Michel Desjoyeaux a eu chaud ! Trente-six heures après lui, un skipper invisible a franchi la ligne d'arrivée. Il s'agit du Rennais Hugues Fournier, vainqueur du jeu Virtual Regatta. Portrait d'un marin pas comme les autres.À l'arrivée, il n'y avait personne pour l'accueillir et pour cause... Quand Hugues Fournier, 31 ans, ingénieur de son état, a franchi la ligne en grand vainqueur, il était chez lui à Bruz. C'est de là qu'il a surfé sur la toile pendant 85 jours 19 heures et quarante-cinq secondes. Son voilier baptisé Inderwelstein a parcouru 26.994,2 milles à la vitesse moyenne de 13,1 noeuds. Plus rapide que le Foncia de Desjoyeaux. Comme lui, ils étaient plus de 320.000 à régater sur le jeu en ligne Virtual Regatta, sorte de Vendée Globe pour marins d'eau douce.

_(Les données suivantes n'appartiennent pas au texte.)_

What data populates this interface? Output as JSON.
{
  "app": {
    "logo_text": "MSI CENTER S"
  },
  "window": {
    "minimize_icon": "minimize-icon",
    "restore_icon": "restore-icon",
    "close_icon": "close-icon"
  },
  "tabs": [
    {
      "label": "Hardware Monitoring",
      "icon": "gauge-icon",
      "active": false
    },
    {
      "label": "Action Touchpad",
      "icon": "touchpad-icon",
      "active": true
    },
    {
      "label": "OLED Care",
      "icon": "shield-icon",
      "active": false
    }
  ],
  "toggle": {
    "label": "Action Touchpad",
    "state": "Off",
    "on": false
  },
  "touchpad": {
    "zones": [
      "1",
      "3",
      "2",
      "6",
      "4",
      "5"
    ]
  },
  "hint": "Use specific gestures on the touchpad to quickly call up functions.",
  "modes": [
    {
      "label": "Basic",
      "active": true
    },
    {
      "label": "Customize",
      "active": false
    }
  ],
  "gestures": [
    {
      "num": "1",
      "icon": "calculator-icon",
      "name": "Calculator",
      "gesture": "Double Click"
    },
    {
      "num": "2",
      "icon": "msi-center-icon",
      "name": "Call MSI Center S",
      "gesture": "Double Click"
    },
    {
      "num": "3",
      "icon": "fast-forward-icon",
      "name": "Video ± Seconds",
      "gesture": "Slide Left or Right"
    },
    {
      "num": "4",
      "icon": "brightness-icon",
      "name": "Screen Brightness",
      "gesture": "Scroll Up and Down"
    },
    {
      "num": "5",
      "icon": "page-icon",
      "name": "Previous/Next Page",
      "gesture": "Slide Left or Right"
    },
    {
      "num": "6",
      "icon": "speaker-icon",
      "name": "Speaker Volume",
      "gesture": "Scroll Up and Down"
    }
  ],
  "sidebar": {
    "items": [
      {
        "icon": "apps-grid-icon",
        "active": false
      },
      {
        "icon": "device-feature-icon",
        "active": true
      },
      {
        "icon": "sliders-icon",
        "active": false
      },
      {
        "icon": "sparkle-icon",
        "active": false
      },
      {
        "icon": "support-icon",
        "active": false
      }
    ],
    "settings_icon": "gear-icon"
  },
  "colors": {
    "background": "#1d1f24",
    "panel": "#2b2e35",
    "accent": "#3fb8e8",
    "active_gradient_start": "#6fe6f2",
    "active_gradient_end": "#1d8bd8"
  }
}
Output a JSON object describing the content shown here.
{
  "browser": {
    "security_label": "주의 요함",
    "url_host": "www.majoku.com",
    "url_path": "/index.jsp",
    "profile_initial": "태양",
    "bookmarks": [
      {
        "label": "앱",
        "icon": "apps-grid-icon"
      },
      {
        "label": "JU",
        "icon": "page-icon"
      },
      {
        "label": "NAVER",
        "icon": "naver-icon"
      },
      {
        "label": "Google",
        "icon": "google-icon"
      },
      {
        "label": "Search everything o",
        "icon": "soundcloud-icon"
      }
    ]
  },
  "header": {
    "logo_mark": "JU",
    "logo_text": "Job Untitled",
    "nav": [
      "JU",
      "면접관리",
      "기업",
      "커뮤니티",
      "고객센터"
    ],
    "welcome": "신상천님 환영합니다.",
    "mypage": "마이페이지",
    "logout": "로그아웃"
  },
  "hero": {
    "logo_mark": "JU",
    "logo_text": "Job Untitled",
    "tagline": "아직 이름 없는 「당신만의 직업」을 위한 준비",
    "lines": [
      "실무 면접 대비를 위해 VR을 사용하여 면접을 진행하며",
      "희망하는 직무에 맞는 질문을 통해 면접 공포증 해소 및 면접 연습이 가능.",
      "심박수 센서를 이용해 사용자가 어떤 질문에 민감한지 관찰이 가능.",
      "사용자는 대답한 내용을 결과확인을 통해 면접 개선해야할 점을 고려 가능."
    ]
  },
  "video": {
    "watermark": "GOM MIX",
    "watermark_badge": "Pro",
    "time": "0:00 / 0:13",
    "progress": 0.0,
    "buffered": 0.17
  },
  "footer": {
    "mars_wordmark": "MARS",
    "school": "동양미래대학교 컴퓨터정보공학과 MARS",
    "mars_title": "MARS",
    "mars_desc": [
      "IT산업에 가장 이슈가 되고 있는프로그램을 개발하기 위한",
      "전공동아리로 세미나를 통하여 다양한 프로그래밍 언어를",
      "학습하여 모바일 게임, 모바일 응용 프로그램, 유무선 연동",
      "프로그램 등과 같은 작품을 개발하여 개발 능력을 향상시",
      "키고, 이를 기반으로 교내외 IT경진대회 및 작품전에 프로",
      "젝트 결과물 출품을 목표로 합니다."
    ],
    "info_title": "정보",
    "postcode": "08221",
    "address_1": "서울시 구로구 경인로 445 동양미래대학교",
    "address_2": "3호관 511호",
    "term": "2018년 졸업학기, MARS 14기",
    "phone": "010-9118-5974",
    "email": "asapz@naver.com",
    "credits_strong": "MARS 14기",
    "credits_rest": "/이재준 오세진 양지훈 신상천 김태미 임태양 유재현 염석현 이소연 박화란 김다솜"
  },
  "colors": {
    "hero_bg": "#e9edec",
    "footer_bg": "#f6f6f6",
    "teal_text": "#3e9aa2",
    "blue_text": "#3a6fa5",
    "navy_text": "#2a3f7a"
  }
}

D'ailleurs, Hugues est un marin d'eau douce. « Oui, j'ai commencé la voile à 7 ans sur un plan d'eau en Mayenne ». « Et en Optimist uniquement », précise ce garçon très discret, surdoué de l'informatique (il est développeur dans le domaine des logiciels libres, NDLR), qui s'est piqué au jeu comme ça. « Juste pour voir ce que je valais », avoue-t-il. Alors, il a commencé timidement dans l'Atlantique avant de s'y mettre sérieusement à hauteur de la Nouvelle-Zélande. « J'ai toujours été dans les 100 premiers ». Son secret ? Il n'en a pas. « Je me suis simplement appliqué à soigner ma vitesse et mon cap ».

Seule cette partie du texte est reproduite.